Dos hombres deberán permanecer en un centro carcelario mientras avanza el proceso judicial en su contra, tras ser señalados de provocar un incendio forestal en zona rural de Dolores, Tolima. El fuego afectó cerca de seis hectáreas de vegetación y fauna silvestre, según estableció la Fiscalía General de la Nación.
El episodio ocurrió el 25 de agosto en un predio de la vereda La Guacamaya. Unidades de la Policía llegaron al lugar y encontraron a Julio César Morales Herrera y Leonidas Merjado Hurtado avivando el fuego, en medio de quemas que no contaban con autorización. Fue necesario solicitar el apoyo del Cuerpo Oficial de Bomberos de Dolores para contener las llamas y evitar que el incendio siguiera avanzando.
Una revisión técnica confirmó daños en el suelo y en la cobertura vegetal en un área cercana a las seis hectáreas, con impacto sobre especies de fauna silvestre de la zona. Una fiscal de la Seccional Tolima imputó a los dos hombres por los delitos de incendio y deforestación, y el juez de control de garantías determinó que deberán cumplir medida de aseguramiento intramural.
El dato que importa más que el episodio puntual es el antecedente: según la Fiscalía, este no fue un hecho aislado. El 24 de julio, apenas un mes antes, las autoridades ya habían requerido a los mismos hombres por una conducta similar y les habían advertido que ese tipo de quemas estaba prohibido. La reincidencia, junto con los elementos materiales probatorios recopilados, fue lo que llevó a la imputación y a la posterior medida de aseguramiento.
El caso se produce en un momento en que las autoridades mantienen la atención sobre las emergencias asociadas a incendios en distintas zonas del Tolima. Las quemas no autorizadas, señalan las fuentes oficiales, pueden convertirse en emergencias de mayor magnitud cuando el fuego se extiende sin control a áreas de cobertura vegetal.
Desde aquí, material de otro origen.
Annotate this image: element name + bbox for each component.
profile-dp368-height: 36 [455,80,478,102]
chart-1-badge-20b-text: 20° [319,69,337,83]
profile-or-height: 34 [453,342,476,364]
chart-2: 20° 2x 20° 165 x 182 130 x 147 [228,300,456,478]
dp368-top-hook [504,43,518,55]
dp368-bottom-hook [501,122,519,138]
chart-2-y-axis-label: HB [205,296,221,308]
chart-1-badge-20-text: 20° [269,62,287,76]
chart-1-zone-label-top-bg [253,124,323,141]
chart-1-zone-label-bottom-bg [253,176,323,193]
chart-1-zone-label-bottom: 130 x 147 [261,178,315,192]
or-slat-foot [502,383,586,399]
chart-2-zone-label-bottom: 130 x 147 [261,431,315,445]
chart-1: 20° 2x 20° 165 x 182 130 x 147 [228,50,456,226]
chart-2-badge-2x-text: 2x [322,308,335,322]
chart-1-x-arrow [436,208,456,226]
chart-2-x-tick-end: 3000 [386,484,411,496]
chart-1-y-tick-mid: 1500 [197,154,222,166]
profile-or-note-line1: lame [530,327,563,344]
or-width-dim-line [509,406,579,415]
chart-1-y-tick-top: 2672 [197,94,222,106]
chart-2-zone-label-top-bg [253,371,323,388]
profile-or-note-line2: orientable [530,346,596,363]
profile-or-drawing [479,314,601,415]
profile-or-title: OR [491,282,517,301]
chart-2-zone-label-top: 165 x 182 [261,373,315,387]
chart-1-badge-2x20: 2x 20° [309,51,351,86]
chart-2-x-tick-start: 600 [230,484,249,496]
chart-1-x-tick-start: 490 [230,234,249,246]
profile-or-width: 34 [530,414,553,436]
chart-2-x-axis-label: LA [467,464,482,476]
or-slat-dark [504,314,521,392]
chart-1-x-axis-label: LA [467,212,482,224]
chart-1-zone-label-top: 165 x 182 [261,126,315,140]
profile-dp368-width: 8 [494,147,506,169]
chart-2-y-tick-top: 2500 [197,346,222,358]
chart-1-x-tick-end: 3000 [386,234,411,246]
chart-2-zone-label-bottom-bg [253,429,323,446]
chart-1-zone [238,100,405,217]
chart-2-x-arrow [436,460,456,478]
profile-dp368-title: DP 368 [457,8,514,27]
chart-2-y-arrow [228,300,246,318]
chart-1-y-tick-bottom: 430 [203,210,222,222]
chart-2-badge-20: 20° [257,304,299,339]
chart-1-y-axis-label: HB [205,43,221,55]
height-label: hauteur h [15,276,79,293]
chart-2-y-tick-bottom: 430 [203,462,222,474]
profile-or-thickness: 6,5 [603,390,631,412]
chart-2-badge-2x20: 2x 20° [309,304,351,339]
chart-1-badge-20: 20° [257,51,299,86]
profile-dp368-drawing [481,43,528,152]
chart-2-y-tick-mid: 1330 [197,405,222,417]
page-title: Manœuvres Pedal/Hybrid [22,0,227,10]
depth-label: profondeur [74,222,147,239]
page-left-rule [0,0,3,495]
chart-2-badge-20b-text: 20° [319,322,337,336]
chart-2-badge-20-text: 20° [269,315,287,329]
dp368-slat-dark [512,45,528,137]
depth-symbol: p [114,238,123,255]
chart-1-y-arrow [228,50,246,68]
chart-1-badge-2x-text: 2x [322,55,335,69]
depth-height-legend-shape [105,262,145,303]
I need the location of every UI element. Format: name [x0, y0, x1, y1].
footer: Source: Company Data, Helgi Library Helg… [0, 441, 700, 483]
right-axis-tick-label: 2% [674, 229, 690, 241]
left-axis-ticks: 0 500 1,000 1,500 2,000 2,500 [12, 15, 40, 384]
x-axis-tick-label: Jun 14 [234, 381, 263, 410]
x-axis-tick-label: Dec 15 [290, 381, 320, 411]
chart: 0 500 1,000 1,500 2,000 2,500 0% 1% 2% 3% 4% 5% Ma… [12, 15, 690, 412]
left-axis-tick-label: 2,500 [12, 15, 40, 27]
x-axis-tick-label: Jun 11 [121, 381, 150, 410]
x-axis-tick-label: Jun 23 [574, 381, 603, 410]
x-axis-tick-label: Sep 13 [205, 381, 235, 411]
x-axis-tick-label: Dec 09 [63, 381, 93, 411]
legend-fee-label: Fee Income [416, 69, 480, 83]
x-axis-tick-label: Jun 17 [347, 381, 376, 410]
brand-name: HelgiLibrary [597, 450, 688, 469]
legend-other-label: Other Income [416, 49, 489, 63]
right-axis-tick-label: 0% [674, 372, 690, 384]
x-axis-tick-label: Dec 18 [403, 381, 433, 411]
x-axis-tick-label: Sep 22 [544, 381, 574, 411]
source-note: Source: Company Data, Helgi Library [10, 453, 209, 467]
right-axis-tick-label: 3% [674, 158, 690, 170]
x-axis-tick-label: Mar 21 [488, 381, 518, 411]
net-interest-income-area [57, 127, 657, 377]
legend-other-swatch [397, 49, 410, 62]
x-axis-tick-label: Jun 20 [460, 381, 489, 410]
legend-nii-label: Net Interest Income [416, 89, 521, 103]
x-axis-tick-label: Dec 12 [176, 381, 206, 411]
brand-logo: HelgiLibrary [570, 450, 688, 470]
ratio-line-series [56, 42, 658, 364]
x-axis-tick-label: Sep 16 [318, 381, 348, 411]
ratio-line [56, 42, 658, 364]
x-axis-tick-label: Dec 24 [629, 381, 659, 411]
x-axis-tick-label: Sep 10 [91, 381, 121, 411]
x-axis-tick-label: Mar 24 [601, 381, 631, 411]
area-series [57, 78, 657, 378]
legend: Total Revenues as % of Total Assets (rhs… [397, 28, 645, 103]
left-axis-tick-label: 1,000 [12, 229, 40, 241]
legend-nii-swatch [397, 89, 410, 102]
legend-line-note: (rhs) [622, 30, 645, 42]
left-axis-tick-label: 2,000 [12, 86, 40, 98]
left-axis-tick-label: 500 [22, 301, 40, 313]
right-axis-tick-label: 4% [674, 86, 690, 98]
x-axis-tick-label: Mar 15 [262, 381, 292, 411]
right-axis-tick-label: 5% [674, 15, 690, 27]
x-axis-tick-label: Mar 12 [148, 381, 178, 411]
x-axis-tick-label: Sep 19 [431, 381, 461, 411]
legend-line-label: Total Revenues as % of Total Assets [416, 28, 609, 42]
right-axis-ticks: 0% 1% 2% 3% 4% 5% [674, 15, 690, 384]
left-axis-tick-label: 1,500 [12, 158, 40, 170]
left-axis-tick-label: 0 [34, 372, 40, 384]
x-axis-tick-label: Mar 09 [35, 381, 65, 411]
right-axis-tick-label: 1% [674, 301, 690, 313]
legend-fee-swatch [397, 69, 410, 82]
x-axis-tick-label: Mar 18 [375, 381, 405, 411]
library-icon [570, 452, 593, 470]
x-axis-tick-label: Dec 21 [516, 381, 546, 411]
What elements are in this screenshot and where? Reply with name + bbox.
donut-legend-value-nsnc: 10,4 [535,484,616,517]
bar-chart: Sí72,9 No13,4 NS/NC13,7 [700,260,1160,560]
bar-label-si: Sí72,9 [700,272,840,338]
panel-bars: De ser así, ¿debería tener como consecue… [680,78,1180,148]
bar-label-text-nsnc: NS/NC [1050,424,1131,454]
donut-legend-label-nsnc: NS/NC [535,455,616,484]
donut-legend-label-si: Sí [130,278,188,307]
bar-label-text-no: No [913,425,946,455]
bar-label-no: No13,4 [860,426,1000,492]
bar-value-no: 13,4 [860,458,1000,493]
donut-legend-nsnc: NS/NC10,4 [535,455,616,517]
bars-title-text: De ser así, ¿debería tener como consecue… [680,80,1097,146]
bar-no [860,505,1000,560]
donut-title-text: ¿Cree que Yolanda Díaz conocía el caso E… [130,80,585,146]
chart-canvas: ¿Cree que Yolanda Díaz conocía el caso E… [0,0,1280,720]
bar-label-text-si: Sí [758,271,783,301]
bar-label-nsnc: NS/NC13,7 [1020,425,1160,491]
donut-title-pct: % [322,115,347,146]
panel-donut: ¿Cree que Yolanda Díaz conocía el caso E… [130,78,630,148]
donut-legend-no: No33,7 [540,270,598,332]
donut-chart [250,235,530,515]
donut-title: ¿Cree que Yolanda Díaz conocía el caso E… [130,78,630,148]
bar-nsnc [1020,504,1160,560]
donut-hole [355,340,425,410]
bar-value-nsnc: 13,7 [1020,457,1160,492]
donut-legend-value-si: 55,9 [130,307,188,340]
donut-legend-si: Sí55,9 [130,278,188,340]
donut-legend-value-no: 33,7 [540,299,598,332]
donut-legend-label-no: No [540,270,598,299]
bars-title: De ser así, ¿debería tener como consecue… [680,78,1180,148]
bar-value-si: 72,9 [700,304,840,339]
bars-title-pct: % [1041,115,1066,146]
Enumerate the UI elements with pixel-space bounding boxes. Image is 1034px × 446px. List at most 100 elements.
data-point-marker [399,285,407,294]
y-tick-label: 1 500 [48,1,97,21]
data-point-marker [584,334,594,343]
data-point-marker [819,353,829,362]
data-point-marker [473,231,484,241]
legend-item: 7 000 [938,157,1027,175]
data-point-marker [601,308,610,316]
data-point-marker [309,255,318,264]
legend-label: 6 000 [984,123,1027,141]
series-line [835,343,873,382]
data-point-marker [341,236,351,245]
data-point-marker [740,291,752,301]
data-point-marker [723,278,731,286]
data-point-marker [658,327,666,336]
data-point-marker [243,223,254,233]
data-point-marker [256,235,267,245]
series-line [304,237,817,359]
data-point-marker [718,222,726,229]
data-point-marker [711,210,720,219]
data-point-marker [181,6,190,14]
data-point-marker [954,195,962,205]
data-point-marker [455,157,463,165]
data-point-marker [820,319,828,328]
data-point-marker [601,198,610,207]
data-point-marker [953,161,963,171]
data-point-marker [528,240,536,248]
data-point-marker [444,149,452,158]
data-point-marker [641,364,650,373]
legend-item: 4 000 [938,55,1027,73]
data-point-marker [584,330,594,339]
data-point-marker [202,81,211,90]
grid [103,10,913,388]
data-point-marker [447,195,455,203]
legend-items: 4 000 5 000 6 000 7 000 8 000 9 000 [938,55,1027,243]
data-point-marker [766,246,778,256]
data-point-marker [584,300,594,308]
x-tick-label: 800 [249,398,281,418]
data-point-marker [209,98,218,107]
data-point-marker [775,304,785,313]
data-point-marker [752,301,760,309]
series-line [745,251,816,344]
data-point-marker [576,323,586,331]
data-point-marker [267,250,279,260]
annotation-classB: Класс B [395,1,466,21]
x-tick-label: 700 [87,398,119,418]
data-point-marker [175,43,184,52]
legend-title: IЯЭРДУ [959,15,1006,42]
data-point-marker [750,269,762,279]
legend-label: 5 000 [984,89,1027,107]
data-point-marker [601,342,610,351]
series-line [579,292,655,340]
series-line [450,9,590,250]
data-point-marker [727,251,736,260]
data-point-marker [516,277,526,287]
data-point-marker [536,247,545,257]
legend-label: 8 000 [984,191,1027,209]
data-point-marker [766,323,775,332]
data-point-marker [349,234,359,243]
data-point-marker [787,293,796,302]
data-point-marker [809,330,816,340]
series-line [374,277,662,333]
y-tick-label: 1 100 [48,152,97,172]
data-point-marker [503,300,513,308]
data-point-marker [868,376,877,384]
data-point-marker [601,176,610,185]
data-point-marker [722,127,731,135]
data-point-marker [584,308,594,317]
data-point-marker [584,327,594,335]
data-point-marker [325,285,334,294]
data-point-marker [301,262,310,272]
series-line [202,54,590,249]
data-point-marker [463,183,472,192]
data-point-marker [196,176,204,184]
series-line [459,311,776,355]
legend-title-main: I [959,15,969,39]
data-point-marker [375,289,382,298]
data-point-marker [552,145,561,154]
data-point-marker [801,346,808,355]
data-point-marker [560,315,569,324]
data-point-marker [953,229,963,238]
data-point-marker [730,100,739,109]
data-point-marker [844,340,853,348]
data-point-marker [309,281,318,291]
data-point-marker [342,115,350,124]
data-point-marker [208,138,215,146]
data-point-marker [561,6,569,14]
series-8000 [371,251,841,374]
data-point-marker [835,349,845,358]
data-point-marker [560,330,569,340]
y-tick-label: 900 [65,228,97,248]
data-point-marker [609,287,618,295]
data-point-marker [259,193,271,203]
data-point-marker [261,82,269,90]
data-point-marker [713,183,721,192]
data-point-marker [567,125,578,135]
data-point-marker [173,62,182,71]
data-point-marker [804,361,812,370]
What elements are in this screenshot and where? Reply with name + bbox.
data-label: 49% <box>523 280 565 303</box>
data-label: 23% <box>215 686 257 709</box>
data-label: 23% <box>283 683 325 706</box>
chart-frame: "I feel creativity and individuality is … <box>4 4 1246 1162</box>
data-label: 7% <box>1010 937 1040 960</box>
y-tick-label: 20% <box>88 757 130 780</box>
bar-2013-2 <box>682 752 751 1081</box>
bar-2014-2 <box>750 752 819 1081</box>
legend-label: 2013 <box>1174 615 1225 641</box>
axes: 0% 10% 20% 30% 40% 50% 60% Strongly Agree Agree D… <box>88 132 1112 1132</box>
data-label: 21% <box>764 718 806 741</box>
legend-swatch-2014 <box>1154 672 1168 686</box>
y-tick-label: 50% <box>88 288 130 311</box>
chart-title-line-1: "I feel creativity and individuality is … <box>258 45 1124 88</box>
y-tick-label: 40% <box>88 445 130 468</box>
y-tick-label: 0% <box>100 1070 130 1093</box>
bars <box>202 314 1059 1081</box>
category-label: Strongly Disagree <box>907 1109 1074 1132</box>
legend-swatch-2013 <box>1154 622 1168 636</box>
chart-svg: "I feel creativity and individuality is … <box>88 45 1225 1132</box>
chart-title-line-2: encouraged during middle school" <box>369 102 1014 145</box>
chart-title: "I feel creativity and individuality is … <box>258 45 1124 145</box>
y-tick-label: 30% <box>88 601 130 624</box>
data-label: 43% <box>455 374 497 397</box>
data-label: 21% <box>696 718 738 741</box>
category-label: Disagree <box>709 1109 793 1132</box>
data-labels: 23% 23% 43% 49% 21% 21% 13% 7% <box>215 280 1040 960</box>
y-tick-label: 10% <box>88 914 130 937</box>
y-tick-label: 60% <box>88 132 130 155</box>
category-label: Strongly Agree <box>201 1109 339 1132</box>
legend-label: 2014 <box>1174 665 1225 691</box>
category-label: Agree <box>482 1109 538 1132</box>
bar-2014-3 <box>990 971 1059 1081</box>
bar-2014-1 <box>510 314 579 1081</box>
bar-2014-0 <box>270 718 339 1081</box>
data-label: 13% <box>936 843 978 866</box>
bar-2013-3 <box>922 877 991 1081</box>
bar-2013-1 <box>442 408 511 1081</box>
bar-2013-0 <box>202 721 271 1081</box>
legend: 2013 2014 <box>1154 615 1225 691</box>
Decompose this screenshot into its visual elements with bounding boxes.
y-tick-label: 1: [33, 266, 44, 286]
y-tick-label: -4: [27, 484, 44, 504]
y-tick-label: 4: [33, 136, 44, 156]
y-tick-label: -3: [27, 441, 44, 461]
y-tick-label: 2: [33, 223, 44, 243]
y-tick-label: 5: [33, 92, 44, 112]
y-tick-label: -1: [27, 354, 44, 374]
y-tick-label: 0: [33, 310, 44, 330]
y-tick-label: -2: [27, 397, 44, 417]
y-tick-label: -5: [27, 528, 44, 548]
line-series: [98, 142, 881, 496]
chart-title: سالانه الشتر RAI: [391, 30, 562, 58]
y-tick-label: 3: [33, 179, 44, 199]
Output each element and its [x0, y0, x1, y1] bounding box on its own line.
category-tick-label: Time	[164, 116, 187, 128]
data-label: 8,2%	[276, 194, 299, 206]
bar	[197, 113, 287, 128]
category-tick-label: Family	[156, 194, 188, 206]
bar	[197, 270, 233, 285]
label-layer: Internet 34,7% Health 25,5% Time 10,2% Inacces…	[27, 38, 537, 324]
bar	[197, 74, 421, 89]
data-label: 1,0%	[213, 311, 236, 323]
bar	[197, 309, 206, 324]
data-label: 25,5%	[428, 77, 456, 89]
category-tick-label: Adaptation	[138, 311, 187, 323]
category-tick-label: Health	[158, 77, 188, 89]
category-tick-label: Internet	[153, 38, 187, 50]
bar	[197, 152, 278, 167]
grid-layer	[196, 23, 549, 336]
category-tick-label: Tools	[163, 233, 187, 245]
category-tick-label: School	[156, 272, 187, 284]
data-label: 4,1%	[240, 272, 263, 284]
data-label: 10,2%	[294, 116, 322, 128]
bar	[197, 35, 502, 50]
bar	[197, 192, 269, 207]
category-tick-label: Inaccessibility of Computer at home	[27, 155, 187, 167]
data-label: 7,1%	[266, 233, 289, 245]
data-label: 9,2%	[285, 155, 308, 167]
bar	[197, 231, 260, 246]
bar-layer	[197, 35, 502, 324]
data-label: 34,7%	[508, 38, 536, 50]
Conviene mirar los incentivos que deja este episodio. Una advertencia verbal, sin consecuencia judicial inmediata, no bastó para disuadir una segunda quema apenas un mes después. Solo cuando el sistema judicial impuso una medida intramural —con imputación formal por incendio y deforestación— el costo de la conducta cambió de naturaleza. La secuencia sugiere que la disuasión efectiva requiere algo más que llamados de atención administrativos: exige que la ley se aplique con consecuencias verificables.
El asunto trasciende lo local. La vegetación, los suelos y la fauna silvestre no son bienes abstractos: sostienen actividades productivas rurales, desde la ganadería hasta el turismo de naturaleza, y su destrucción reiterada erosiona el valor de la tierra para quienes viven de ella. Que la Fiscalía y un juez de control de garantías hayan actuado con rigor frente a una conducta reincidente —y no solo frente al hecho más reciente— es una señal de que las instituciones colombianas, al menos en este caso, respondieron antes de que el daño se agravara. La historia sugiere cautela sobre generalizar a partir de un solo episodio, pero el mecanismo que aquí funcionó —advertencia, reincidencia documentada, imputación, medida de aseguramiento— es precisamente el que debería activarse de forma sistemática si se quiere proteger la propiedad rural y los recursos naturales del país frente a la negligencia o el abuso deliberado.